Clinical Correlations - Too Much, Too Little

  • Hypermagnesemia (>2.2 mEq/L)

    • Causes: Chronic kidney disease, iatrogenic (e.g., MgSO₄ for eclampsia, antacids/laxatives).
    • Symptoms: ↓ Deep tendon reflexes (DTRs), lethargy, respiratory depression, bradycardia, cardiac arrest.
    • Treatment: IV Calcium Gluconate (antagonizes Mg²⁺ effects), saline diuresis, possible hemodialysis.
  • Hypomagnesemia (<1.8 mEq/L)

    • Causes: Diuretics (loop & thiazide), PPIs, alcoholism, diarrhea, amphotericin B.
    • Symptoms: Neuromuscular hyperexcitability (tetany, fasciculations, seizures), arrhythmias (Torsades de Pointes).

    ⭐ Hypomagnesemia frequently causes refractory hypokalemia and hypocalcemia. It impairs PTH release and function, and promotes renal K⁺ wasting.
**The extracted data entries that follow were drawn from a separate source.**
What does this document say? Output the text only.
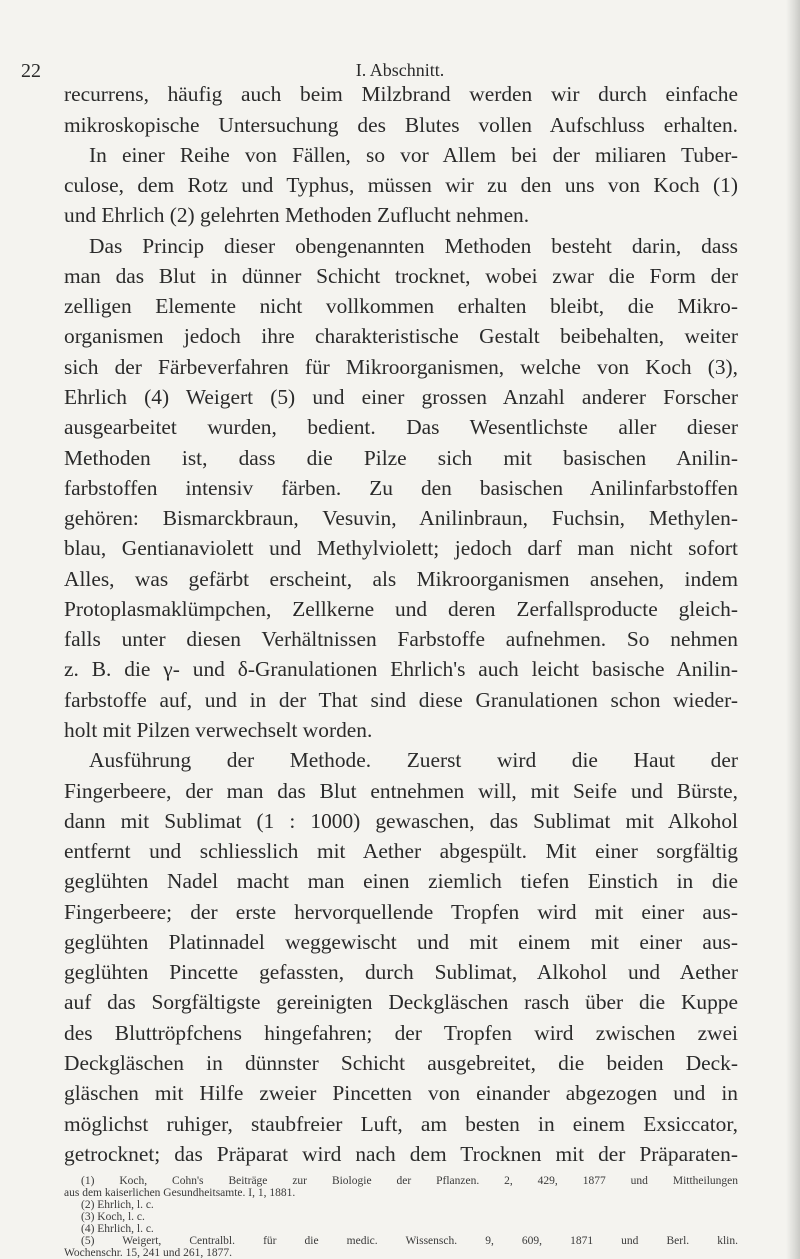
22	I. Abschnitt.
recurrens, häufig auch beim Milzbrand werden wir durch einfache
mikroskopische Untersuchung des Blutes vollen Aufschluss erhalten.
In einer Reihe von Fällen, so vor Allem bei der miliaren Tuber-
culose, dem Rotz und Typhus, müssen wir zu den uns von Koch (1)
und Ehrlich (2) gelehrten Methoden Zuflucht nehmen.
Das Princip dieser obengenannten Methoden besteht darin, dass
man das Blut in dünner Schicht trocknet, wobei zwar die Form der
zelligen Elemente nicht vollkommen erhalten bleibt, die Mikro-
organismen jedoch ihre charakteristische Gestalt beibehalten, weiter
sich der Färbeverfahren für Mikroorganismen, welche von Koch (3),
Ehrlich (4) Weigert (5) und einer grossen Anzahl anderer Forscher
ausgearbeitet wurden, bedient. Das Wesentlichste aller dieser
Methoden ist, dass die Pilze sich mit basischen Anilin-
farbstoffen intensiv färben. Zu den basischen Anilinfarbstoffen
gehören: Bismarckbraun, Vesuvin, Anilinbraun, Fuchsin, Methylen-
blau, Gentianaviolett und Methylviolett; jedoch darf man nicht sofort
Alles, was gefärbt erscheint, als Mikroorganismen ansehen, indem
Protoplasmaklümpchen, Zellkerne und deren Zerfallsproducte gleich-
falls unter diesen Verhältnissen Farbstoffe aufnehmen. So nehmen
z. B. die γ- und δ-Granulationen Ehrlich's auch leicht basische Anilin-
farbstoffe auf, und in der That sind diese Granulationen schon wieder-
holt mit Pilzen verwechselt worden.
Ausführung der Methode. Zuerst wird die Haut der
Fingerbeere, der man das Blut entnehmen will, mit Seife und Bürste,
dann mit Sublimat (1 : 1000) gewaschen, das Sublimat mit Alkohol
entfernt und schliesslich mit Aether abgespült. Mit einer sorgfältig
geglühten Nadel macht man einen ziemlich tiefen Einstich in die
Fingerbeere; der erste hervorquellende Tropfen wird mit einer aus-
geglühten Platinnadel weggewischt und mit einem mit einer aus-
geglühten Pincette gefassten, durch Sublimat, Alkohol und Aether
auf das Sorgfältigste gereinigten Deckgläschen rasch über die Kuppe
des Bluttröpfchens hingefahren; der Tropfen wird zwischen zwei
Deckgläschen in dünnster Schicht ausgebreitet, die beiden Deck-
gläschen mit Hilfe zweier Pincetten von einander abgezogen und in
möglichst ruhiger, staubfreier Luft, am besten in einem Exsiccator,
getrocknet; das Präparat wird nach dem Trocknen mit der Präparaten-
(1) Koch, Cohn's Beiträge zur Biologie der Pflanzen. 2, 429, 1877 und Mittheilungen
aus dem kaiserlichen Gesundheitsamte. I, 1, 1881.
(2) Ehrlich, l. c.
(3) Koch, l. c.
(4) Ehrlich, l. c.
(5) Weigert, Centralbl. für die medic. Wissensch. 9, 609, 1871 und Berl. klin.
Wochenschr. 15, 241 und 261, 1877.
ECG: Torsades de Pointes and MgSO4 treatment

High‑Yield Points - ⚡ Biggest Takeaways

  • ~60-70% of filtered Mg²⁺ is reabsorbed in the thick ascending limb (TAL), mainly via the paracellular route.
  • Transport is driven by the lumen-positive potential generated by the Na-K-2Cl (NKCC2) cotransporter.
  • Loop diuretics (e.g., Furosemide) are a major cause of hypomagnesemia by inhibiting the NKCC2.
  • The Calcium-Sensing Receptor (CaSR) activation by high Ca²⁺ or Mg²⁺ inhibits reabsorption in the TAL.
  • Hypomagnesemia can cause refractory hypokalemia and hypocalcemia.